How a Massive Shift to Working From Home Leaves an Enterprise’s Cybersecurity Vulnerable

The Coronavirus has effectively pressed a giant pause button on the world and caused many workers to change their schedules in a major way by packing up and continuing their work from home.

Working from home may seem like a benefit of the virus at first, but many parents are struggling with childcare issues, other people have a problem with noisy roommates or an unsafe home environment, and though it isn’t on the forefront of most people’s minds right now, cybersecurity becomes a much bigger, more complex issue when workers are asked to do their jobs from home.

Many companies are scrambling to find a way to better protect their now-remote team of employees, and as they do so, hackers will take every advantage to find the weaknesses in these spread-out company networks.

Artificial Intelligence endpoint security platform, SentinelOne has provided data that shows from February 23 to March 16 there was an upward trend of attempted attacks with peaks at 145 threats per 1,000 endpoints, compared to 30 or 37 at the start of that period.
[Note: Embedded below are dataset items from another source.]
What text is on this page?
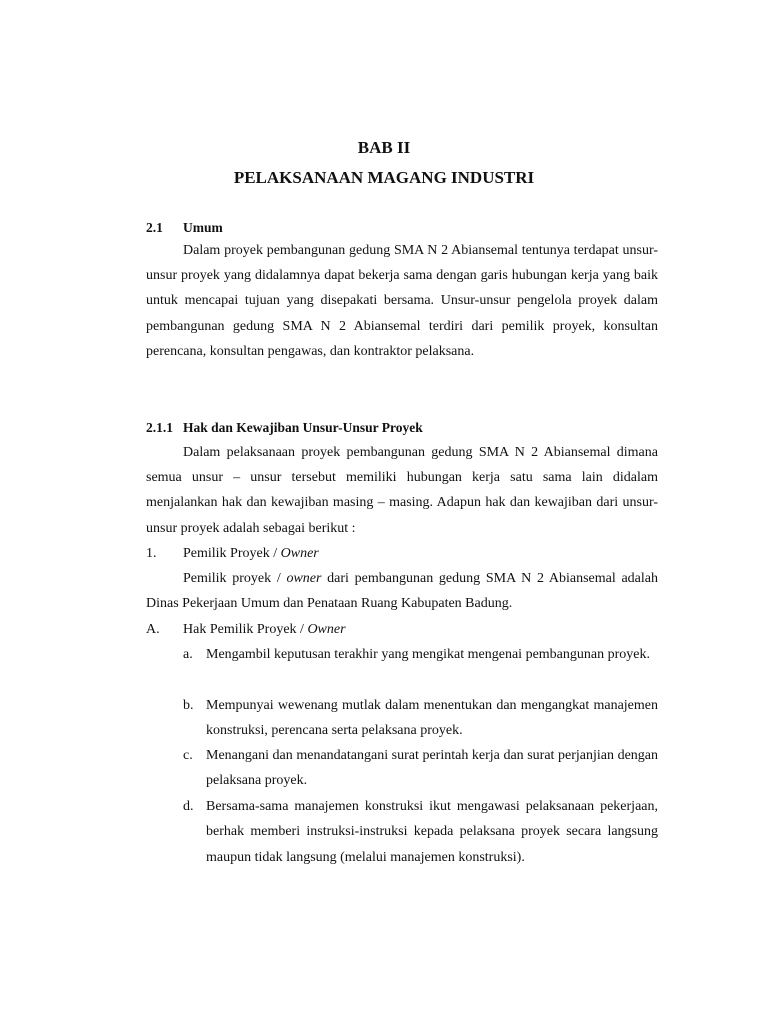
BAB II
PELAKSANAAN MAGANG INDUSTRI
2.1 Umum

Dalam proyek pembangunan gedung SMA N 2 Abiansemal tentunya terdapat unsur-unsur proyek yang didalamnya dapat bekerja sama dengan garis hubungan kerja yang baik untuk mencapai tujuan yang disepakati bersama. Unsur-unsur pengelola proyek dalam pembangunan gedung SMA N 2 Abiansemal terdiri dari pemilik proyek, konsultan perencana, konsultan pengawas, dan kontraktor pelaksana.

2.1.1 Hak dan Kewajiban Unsur-Unsur Proyek

Dalam pelaksanaan proyek pembangunan gedung SMA N 2 Abiansemal dimana semua unsur – unsur tersebut memiliki hubungan kerja satu sama lain didalam menjalankan hak dan kewajiban masing – masing. Adapun hak dan kewajiban dari unsur-unsur proyek adalah sebagai berikut :

1. Pemilik Proyek / Owner

Pemilik proyek / owner dari pembangunan gedung SMA N 2 Abiansemal adalah Dinas Pekerjaan Umum dan Penataan Ruang Kabupaten Badung.

A. Hak Pemilik Proyek / Owner

a. Mengambil keputusan terakhir yang mengikat mengenai pembangunan proyek.
b. Mempunyai wewenang mutlak dalam menentukan dan mengangkat manajemen konstruksi, perencana serta pelaksana proyek.
c. Menangani dan menandatangani surat perintah kerja dan surat perjanjian dengan pelaksana proyek.
d. Bersama-sama manajemen konstruksi ikut mengawasi pelaksanaan pekerjaan, berhak memberi instruksi-instruksi kepada pelaksana proyek secara langsung maupun tidak langsung (melalui manajemen konstruksi).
The new normal has cast a harsh light on inadequacies many companies have when facing connectivity safeguards required for businesses to function.
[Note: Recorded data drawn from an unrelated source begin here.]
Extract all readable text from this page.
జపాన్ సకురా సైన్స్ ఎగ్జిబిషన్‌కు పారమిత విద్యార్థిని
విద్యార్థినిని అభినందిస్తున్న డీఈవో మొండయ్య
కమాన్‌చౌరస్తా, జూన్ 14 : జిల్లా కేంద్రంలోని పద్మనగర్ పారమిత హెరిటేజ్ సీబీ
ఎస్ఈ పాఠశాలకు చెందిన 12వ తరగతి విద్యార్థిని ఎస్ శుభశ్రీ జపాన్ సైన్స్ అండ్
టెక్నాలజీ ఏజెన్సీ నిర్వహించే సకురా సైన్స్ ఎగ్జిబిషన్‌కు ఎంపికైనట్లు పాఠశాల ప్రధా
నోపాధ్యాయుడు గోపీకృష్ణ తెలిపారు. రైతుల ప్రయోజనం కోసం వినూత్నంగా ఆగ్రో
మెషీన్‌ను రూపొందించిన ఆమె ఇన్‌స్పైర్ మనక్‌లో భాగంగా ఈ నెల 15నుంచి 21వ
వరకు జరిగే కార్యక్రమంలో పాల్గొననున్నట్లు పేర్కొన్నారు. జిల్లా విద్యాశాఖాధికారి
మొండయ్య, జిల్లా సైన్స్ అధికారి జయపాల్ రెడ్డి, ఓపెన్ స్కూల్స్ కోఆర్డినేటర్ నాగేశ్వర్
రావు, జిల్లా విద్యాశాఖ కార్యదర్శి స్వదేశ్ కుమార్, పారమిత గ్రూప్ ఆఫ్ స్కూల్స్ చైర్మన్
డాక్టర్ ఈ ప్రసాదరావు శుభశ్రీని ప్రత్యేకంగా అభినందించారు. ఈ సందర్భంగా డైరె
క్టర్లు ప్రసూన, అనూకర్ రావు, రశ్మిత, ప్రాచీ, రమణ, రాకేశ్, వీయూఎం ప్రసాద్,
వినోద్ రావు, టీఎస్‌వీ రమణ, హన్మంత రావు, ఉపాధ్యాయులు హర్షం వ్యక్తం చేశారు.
When the Work-from-Home orders came trickling in, many people looked to VPNs as the obvious weak-point, but as the virus has spread so too have the security weaknesses.

Companies which did not previously have employees working remotely found that their tools were not designed to work safely off-site with a distributed workforce, not to mention utilizing a VPN or over the internet.

Often companies depend on local network security controls and tools, which means they are not protected at all while having employees work remotely.

Company equipment left behind as workers shifted to home-desks has been left unmonitored and its vulnerability has only magnified as employees, outside the vision of security teams, connect their own, unsecure devices to company assets.

The surge in virtual conferencing, video chatting, and other collaborative platforms could expose more vulnerabilities for hackers to exploit as well, with the potential for impersonation and data breach being very high.

Phishing emails also need to be considered when clicking on or responding to anything in your inbox, particularly anything related to COVID-19 as phishers are having a field day feeding off of the news.

Right now is a very uncertain time, and hackers are feeding off of these fears in order to lure people into clicking their dangerous links or exposing vulnerable data. It is important for companies to be armed with tools capable of detecting a breach be it on-premise or on the cloud in real time.

Currently most cybersecurity companies offer Supervised Learning-based AI security models which rely on labeling to catch future breaches. However, it is very difficult to know exactly what a hack is going to look like in the future. With zero-day attacks, for example, it is impossible.

Unsupervised or Context-Aware AI does not need to know what an intruder will look like in order to catch it, which only makes sense as hackers are constantly changing and adapting to the trends of the times.